We feel a 4P approach can help banks fine-tune their strategy as they aim to stay competitive in the emerging payments ecosystem.
Surviving the digital payments storm with the 4P mantra
The first P stands for proactively engaging with customers. This can be done through value-added services, omni-channel customer engagement, targeted offers, contextual rewards redemption, and offering a gamified experience. For instance, Bank of America has introduced full-service automated financial assistants (a.k.a. chatbots) on its website to keep customers engaged, and help them perform simple tasks like budgeting and making payments without manual intervention.
The second P refers to offering personalized products and services by taking into account customer personas and life-stage event analysis. Particularly worth noting are US Banks initiatives such as Real Time Reward Redemptions and Personalized Customer Experience, as well as S&T Banks My Rewards program, which offers personalized cash rewards tailored to the shopping preferences of customers who often use debit cards.
The third P refers to participation in open or limited member ecosystems. You cant win the war alone, right?
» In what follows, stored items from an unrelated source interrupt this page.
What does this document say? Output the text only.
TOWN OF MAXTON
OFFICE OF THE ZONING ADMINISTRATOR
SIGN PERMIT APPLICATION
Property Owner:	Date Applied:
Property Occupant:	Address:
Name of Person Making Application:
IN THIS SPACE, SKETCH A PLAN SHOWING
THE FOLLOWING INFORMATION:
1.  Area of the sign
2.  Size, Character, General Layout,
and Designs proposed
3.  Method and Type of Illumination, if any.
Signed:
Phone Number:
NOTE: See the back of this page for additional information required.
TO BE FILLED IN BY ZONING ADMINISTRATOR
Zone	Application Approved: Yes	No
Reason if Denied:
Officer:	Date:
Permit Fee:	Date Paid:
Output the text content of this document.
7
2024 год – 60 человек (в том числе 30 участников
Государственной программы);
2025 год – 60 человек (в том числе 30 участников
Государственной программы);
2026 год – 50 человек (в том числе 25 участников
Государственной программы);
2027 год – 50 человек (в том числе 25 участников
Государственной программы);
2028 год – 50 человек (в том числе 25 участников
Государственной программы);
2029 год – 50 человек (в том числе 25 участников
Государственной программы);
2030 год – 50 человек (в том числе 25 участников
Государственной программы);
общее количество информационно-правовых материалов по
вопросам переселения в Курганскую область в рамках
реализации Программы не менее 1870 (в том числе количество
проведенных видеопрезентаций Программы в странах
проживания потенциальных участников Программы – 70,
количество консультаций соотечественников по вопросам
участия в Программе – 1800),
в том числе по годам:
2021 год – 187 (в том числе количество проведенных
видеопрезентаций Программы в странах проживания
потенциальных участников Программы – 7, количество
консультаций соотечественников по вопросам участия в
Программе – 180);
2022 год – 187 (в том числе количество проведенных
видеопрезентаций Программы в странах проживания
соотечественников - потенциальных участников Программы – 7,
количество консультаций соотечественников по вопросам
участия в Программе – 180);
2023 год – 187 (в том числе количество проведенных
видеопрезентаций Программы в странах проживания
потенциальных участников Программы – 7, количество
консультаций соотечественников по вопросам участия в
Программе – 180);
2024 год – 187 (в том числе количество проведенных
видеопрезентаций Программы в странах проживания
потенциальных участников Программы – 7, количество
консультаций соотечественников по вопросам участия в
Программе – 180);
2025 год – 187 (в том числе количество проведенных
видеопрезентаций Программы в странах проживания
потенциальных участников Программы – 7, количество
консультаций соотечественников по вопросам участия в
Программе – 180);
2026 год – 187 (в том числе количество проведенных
In order to grow, banks will need to collaborate with other industry players including competitors, to devise winning market strategies that make use of latest technologies. Active participation in consortiums and industry bodies will help incumbent players leverage new technologies to introduce compelling products and services. In a bid to counter the likes of Venmo, the clearexchange consortium with members including BoA, US Bank, Wells Fargo, and so on, has decided to launch Zelle as a P2P offering integrated with their mobile banking and payment apps.
Finally, the fourth P refers to partnerships with new startups and innovative fintechs. Banks would do well by partnering with fintechs offering niche products that strengthen their own products and services portfolios. A classic example is JP Morgan Chase that has partnered with online lender On Deck Capital to offer faster loans to its four million small business customers.
It is imperative for banks to adopt a multi-faceted growth strategy given the dynamic payments ecosystem that is rapidly changing to keep pace with customer expectations and technology trends. While proactive customer engagement and targeted product offerings will address the expectations of the digital natives, it is the partnerships and ecosystems that will help banks and financial services institutions lower operational costs and leverage the right technologies for delivering value to end customers.